I had faithfully treated the lawn every fall and sprinkled out new seed. That wasn’t enough this year.
Experts at Soil Service Center told me to wait until September. That’s when I bought a blue grass-fescue blend of seed with fertilizer, and then used the pick with
Bette’s help to dig up all of the dead turf.
We put down peat moss first, and then the grass seed. Daily watering, and then heavy autumn rain awakened the new grass. It’s a joy to sit on the front porch reading the newspaper, drinking coffee with Bette and watch the new grass grow.
It was also on the porch this summer that neighborhood kids, Rebeca, 8, and Natalie, 7, often joined us. Bette had telecommuting work to do inside so I grabbed some boxes of Cracker Jacks she’d gotten for the girls. Grandmas like Bette do that for kids.

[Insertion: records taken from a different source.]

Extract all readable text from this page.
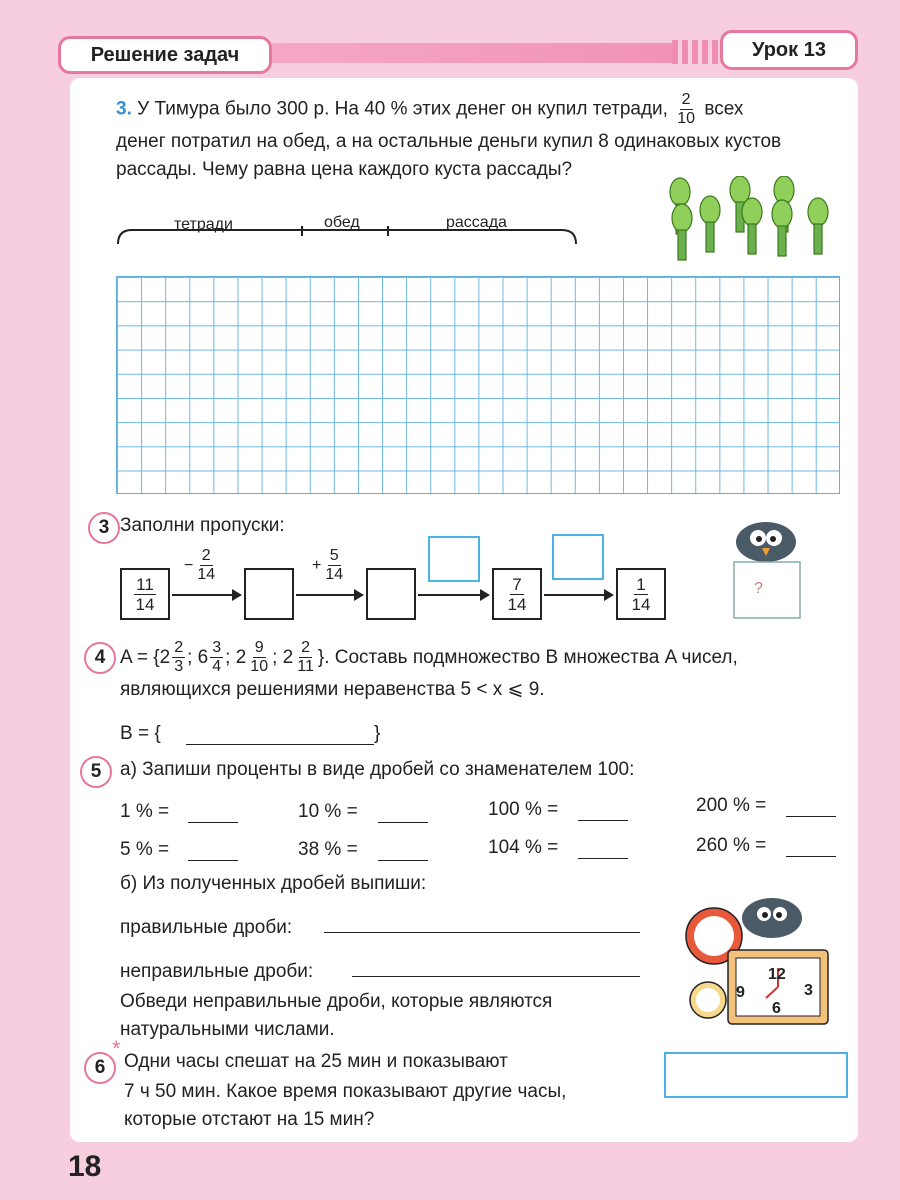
Решение задач	Урок 13
3. У Тимура было 300 р. На 40 % этих денег он купил тетради, $\frac{2}{10}$ всех
денег потратил на обед, а на остальные деньги купил 8 одинаковых кустов
рассады. Чему равна цена каждого куста рассады?
тетради	обед	рассада
3 Заполни пропуски:
− $\frac{2}{14}$	+ $\frac{5}{14}$
$\frac{11}{14}$	$\frac{7}{14}$	$\frac{1}{14}$	?
4 A = { $2 \frac{2}{3}$ ; $6 \frac{3}{4}$ ; $2 \frac{9}{10}$ ; $2 \frac{2}{11}$ }. Составь подмножество B множества A чисел,
являющихся решениями неравенства 5 < x ⩽ 9.
B = {	}
5 а) Запиши проценты в виде дробей со знаменателем 100:
1 % =	10 % =	100 % =	200 % =
5 % =	38 % =	104 % =	260 % =
б) Из полученных дробей выпиши:
правильные дроби:
неправильные дроби:
Обведи неправильные дроби, которые являются
натуральными числами.
12
9	3
6
*
6 Одни часы спешат на 25 мин и показывают
7 ч 50 мин. Какое время показывают другие часы,
которые отстают на 15 мин?
18
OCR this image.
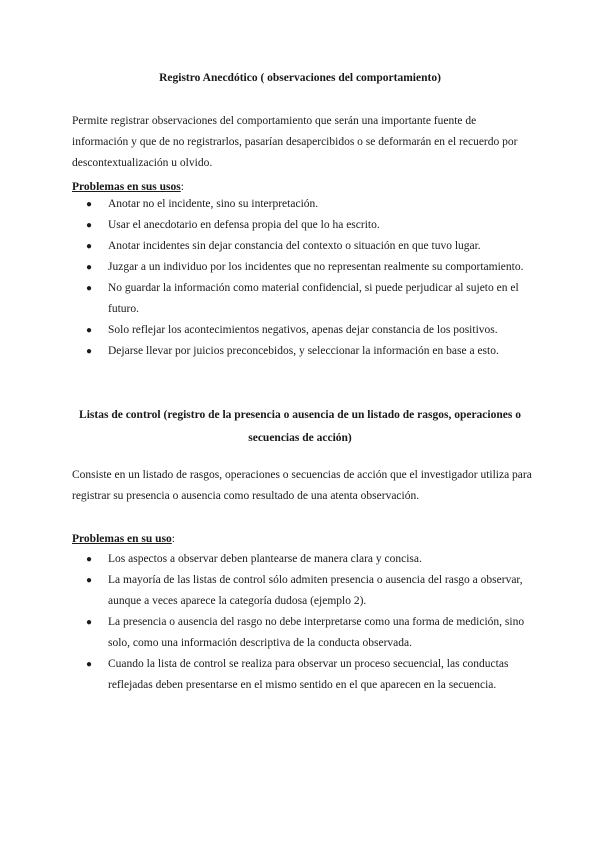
Registro Anecdótico ( observaciones del comportamiento)

Permite registrar observaciones del comportamiento que serán una importante fuente de información y que de no registrarlos, pasarían desapercibidos o se deformarán en el recuerdo por descontextualización u olvido.

Problemas en sus usos:
● Anotar no el incidente, sino su interpretación.
● Usar el anecdotario en defensa propia del que lo ha escrito.
● Anotar incidentes sin dejar constancia del contexto o situación en que tuvo lugar.
● Juzgar a un individuo por los incidentes que no representan realmente su comportamiento.
● No guardar la información como material confidencial, si puede perjudicar al sujeto en el futuro.
● Solo reflejar los acontecimientos negativos, apenas dejar constancia de los positivos.
● Dejarse llevar por juicios preconcebidos, y seleccionar la información en base a esto.
Listas de control (registro de la presencia o ausencia de un listado de rasgos, operaciones o secuencias de acción)

Consiste en un listado de rasgos, operaciones o secuencias de acción que el investigador utiliza para registrar su presencia o ausencia como resultado de una atenta observación.

Problemas en su uso:
● Los aspectos a observar deben plantearse de manera clara y concisa.
● La mayoría de las listas de control sólo admiten presencia o ausencia del rasgo a observar, aunque a veces aparece la categoría dudosa (ejemplo 2).
● La presencia o ausencia del rasgo no debe interpretarse como una forma de medición, sino solo, como una información descriptiva de la conducta observada.
● Cuando la lista de control se realiza para observar un proceso secuencial, las conductas reflejadas deben presentarse en el mismo sentido en el que aparecen en la secuencia.
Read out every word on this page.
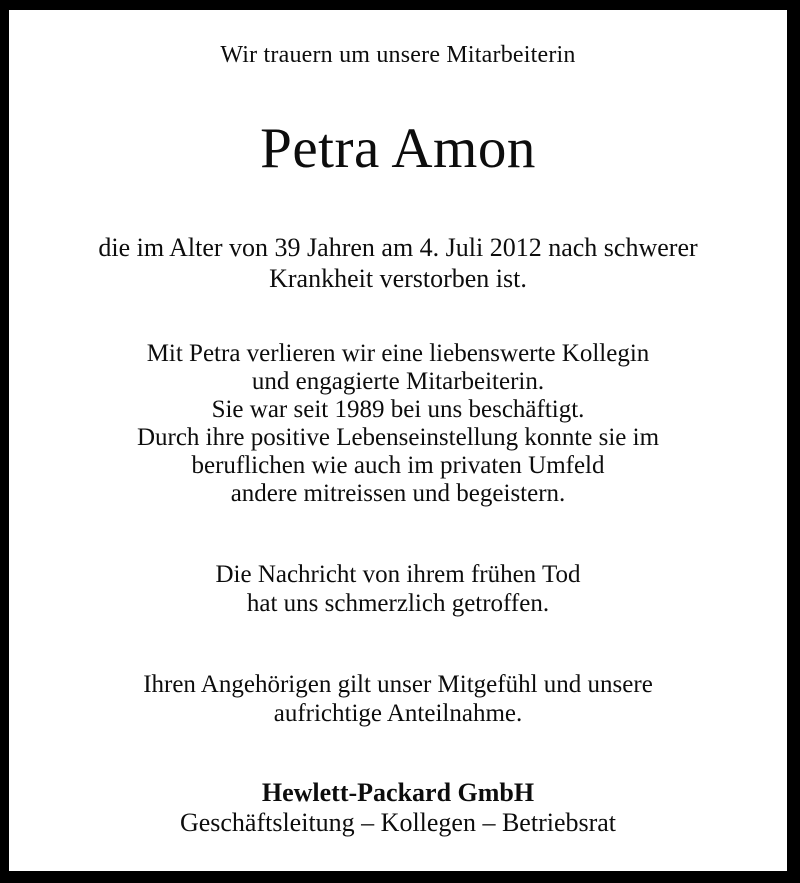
Wir trauern um unsere Mitarbeiterin
Petra Amon
die im Alter von 39 Jahren am 4. Juli 2012 nach schwerer
Krankheit verstorben ist.
Mit Petra verlieren wir eine liebenswerte Kollegin
und engagierte Mitarbeiterin.
Sie war seit 1989 bei uns beschäftigt.
Durch ihre positive Lebenseinstellung konnte sie im
beruflichen wie auch im privaten Umfeld
andere mitreissen und begeistern.
Die Nachricht von ihrem frühen Tod
hat uns schmerzlich getroffen.
Ihren Angehörigen gilt unser Mitgefühl und unsere
aufrichtige Anteilnahme.
Hewlett-Packard GmbH
Geschäftsleitung – Kollegen – Betriebsrat
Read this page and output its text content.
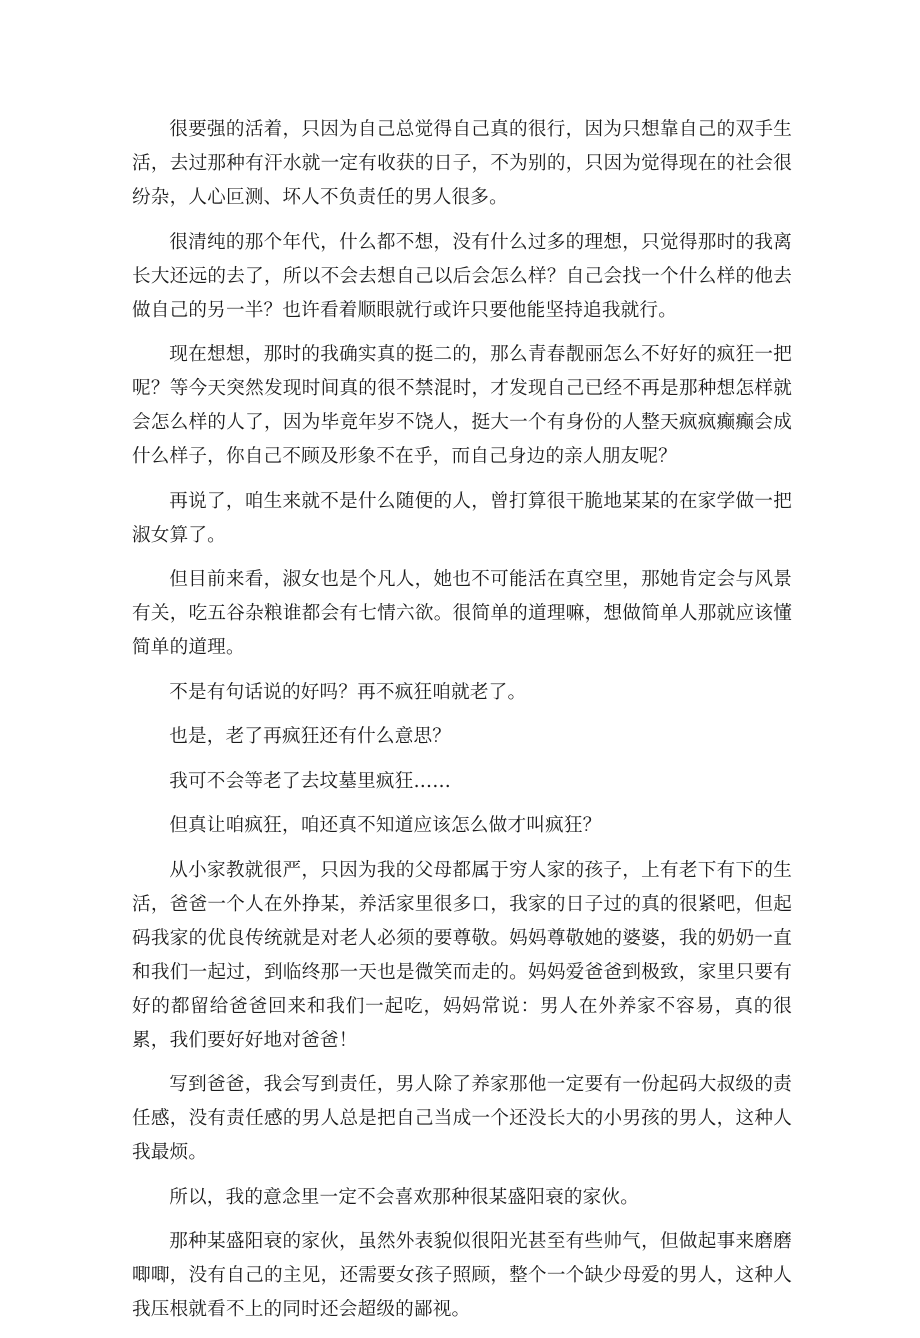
很要强的活着，只因为自己总觉得自己真的很行，因为只想靠自己的双手生活，去过那种有汗水就一定有收获的日子，不为别的，只因为觉得现在的社会很纷杂，人心叵测、坏人不负责任的男人很多。

很清纯的那个年代，什么都不想，没有什么过多的理想，只觉得那时的我离长大还远的去了，所以不会去想自己以后会怎么样？自己会找一个什么样的他去做自己的另一半？也许看着顺眼就行或许只要他能坚持追我就行。

现在想想，那时的我确实真的挺二的，那么青春靓丽怎么不好好的疯狂一把呢？等今天突然发现时间真的很不禁混时，才发现自己已经不再是那种想怎样就会怎么样的人了，因为毕竟年岁不饶人，挺大一个有身份的人整天疯疯癫癫会成什么样子，你自己不顾及形象不在乎，而自己身边的亲人朋友呢？

再说了，咱生来就不是什么随便的人，曾打算很干脆地某某的在家学做一把淑女算了。

但目前来看，淑女也是个凡人，她也不可能活在真空里，那她肯定会与风景有关，吃五谷杂粮谁都会有七情六欲。很简单的道理嘛，想做简单人那就应该懂简单的道理。

不是有句话说的好吗？再不疯狂咱就老了。

也是，老了再疯狂还有什么意思？

我可不会等老了去坟墓里疯狂……

但真让咱疯狂，咱还真不知道应该怎么做才叫疯狂？

从小家教就很严，只因为我的父母都属于穷人家的孩子，上有老下有下的生活，爸爸一个人在外挣某，养活家里很多口，我家的日子过的真的很紧吧，但起码我家的优良传统就是对老人必须的要尊敬。妈妈尊敬她的婆婆，我的奶奶一直和我们一起过，到临终那一天也是微笑而走的。妈妈爱爸爸到极致，家里只要有好的都留给爸爸回来和我们一起吃，妈妈常说：男人在外养家不容易，真的很累，我们要好好地对爸爸！

写到爸爸，我会写到责任，男人除了养家那他一定要有一份起码大叔级的责任感，没有责任感的男人总是把自己当成一个还没长大的小男孩的男人，这种人我最烦。

所以，我的意念里一定不会喜欢那种很某盛阳衰的家伙。

那种某盛阳衰的家伙，虽然外表貌似很阳光甚至有些帅气，但做起事来磨磨唧唧，没有自己的主见，还需要女孩子照顾，整个一个缺少母爱的男人，这种人我压根就看不上的同时还会超级的鄙视。
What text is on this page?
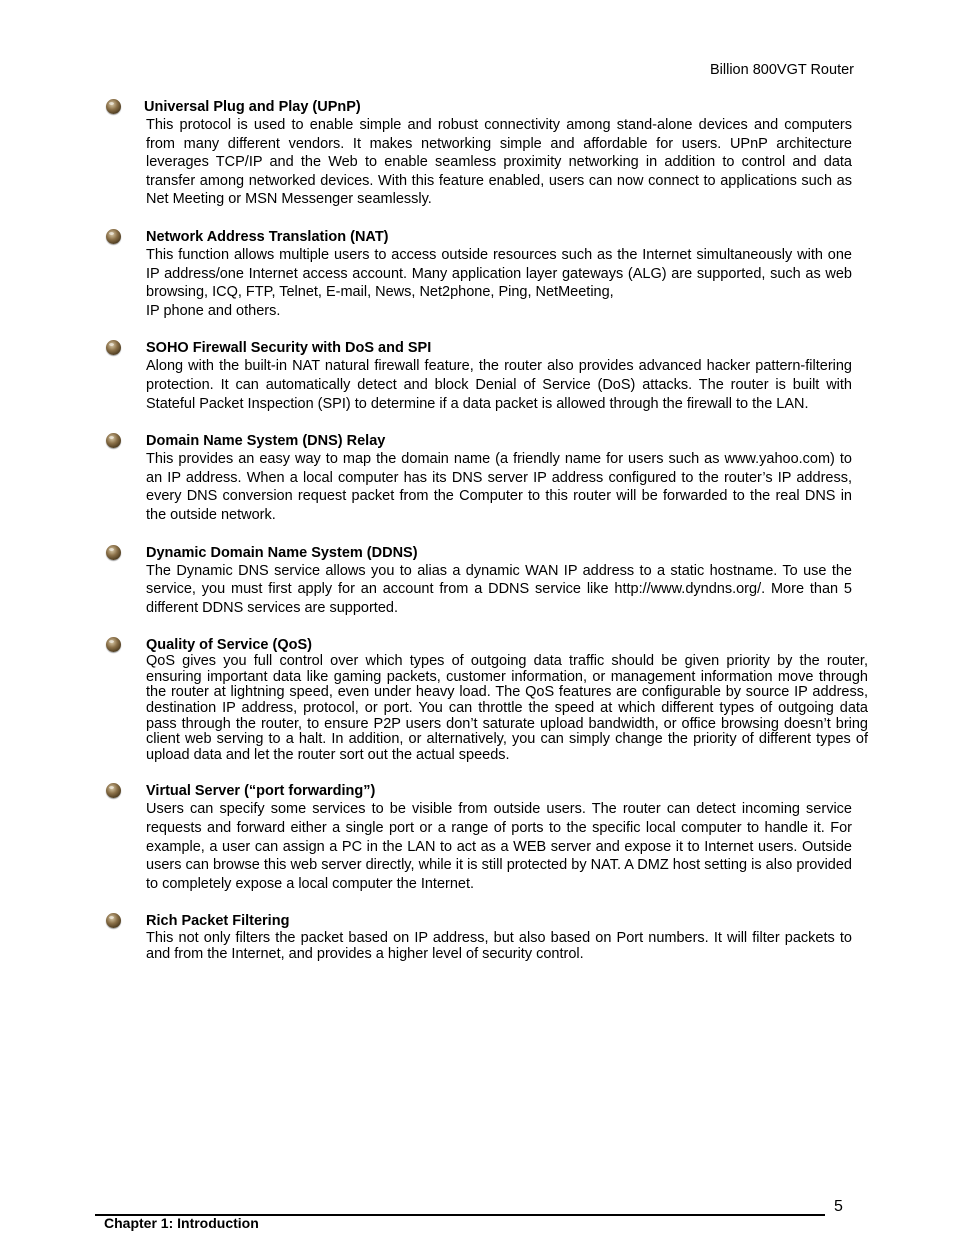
Billion 800VGT Router
Universal Plug and Play (UPnP)
This protocol is used to enable simple and robust connectivity among stand-alone devices and computers from many different vendors. It makes networking simple and affordable for users. UPnP architecture leverages TCP/IP and the Web to enable seamless proximity networking in addition to control and data transfer among networked devices. With this feature enabled, users can now connect to applications such as Net Meeting or MSN Messenger seamlessly.
Network Address Translation (NAT)
This function allows multiple users to access outside resources such as the Internet simultaneously with one IP address/one Internet access account. Many application layer gateways (ALG) are supported, such as web browsing, ICQ, FTP, Telnet, E-mail, News, Net2phone, Ping, NetMeeting,
IP phone and others.
SOHO Firewall Security with DoS and SPI
Along with the built-in NAT natural firewall feature, the router also provides advanced hacker pattern-filtering protection. It can automatically detect and block Denial of Service (DoS) attacks. The router is built with Stateful Packet Inspection (SPI) to determine if a data packet is allowed through the firewall to the LAN.
Domain Name System (DNS) Relay
This provides an easy way to map the domain name (a friendly name for users such as www.yahoo.com) to an IP address. When a local computer has its DNS server IP address configured to the router’s IP address, every DNS conversion request packet from the Computer to this router will be forwarded to the real DNS in the outside network.
Dynamic Domain Name System (DDNS)
The Dynamic DNS service allows you to alias a dynamic WAN IP address to a static hostname. To use the service, you must first apply for an account from a DDNS service like http://www.dyndns.org/. More than 5 different DDNS services are supported.
Quality of Service (QoS)
QoS gives you full control over which types of outgoing data traffic should be given priority by the router, ensuring important data like gaming packets, customer information, or management information move through the router at lightning speed, even under heavy load. The QoS features are configurable by source IP address, destination IP address, protocol, or port. You can throttle the speed at which different types of outgoing data pass through the router, to ensure P2P users don’t saturate upload bandwidth, or office browsing doesn’t bring client web serving to a halt. In addition, or alternatively, you can simply change the priority of different types of upload data and let the router sort out the actual speeds.
Virtual Server (“port forwarding”)
Users can specify some services to be visible from outside users. The router can detect incoming service requests and forward either a single port or a range of ports to the specific local computer to handle it. For example, a user can assign a PC in the LAN to act as a WEB server and expose it to Internet users. Outside users can browse this web server directly, while it is still protected by NAT. A DMZ host setting is also provided to completely expose a local computer the Internet.
Rich Packet Filtering
This not only filters the packet based on IP address, but also based on Port numbers. It will filter packets to and from the Internet, and provides a higher level of security control.
5
Chapter 1: Introduction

Neither girl had ever had Cracker Jacks. I sang the Cracker Jacks jingle that played on TV commercials when I was a kid. Rebeca and Natalie looked at me as if I had just landed from another planet. From inside the house, Bette yelled, “Yes, it’s where really old people are from.”
I opened each girl’s box of Cracker Jacks. They were still doubtful, each removing just one kernel of the candy-coated popcorn and slowly putting it in her mouth.
Both girls were surprised by how good the treat was. Natalie insisted that neither of her parents nor her grandfather had ever had Cracker Jacks before.
I told them that Cracker Jacks had been around so long that even my dad who’s 97 years old enjoyed Cracker Jacks when he was a boy. Neither girl believed that a treat so new and good to them could possibly have been around for kids predating me.
The Internet proved otherwise. Cracker Jacks got a trademark in 1896 and the little prize began showing up inside in 1912. The treasure in every box was a lot better than the baseball stickers the girls received.
Other lasting summer front porch memories included seeing squirrels build a nest in a knothole in the large tree at the curb. That has been an annual treat with new squirrel families moving in each year.
Birds also build nests atop the porch pillars. The birds lay eggs, which later hatch. The birds feed the babies until they are big enough to fly away. I clean away the nests in the fall, and the process starts over each spring with more bird families.
This year nature brought us new visitors. They were hummingbirds, which came to enjoy the nectar of the flowers in the front and back yards.
Before the autumn rains, we’d daily water the flowers we’d planted in the spring and Bette’s vegetables by the shed and garage. The house was built in 1926 so Bette’s raised garden was likely a victory garden during World War II. Previous owners not wanting to be bothered with vegetables had planted perennials and grass. Bette insisted on growing vegetables.
As long as the warm weather lasts, we’ll enjoy children’s laughter and front porch wonders of nature, and then eagerly await their spring return.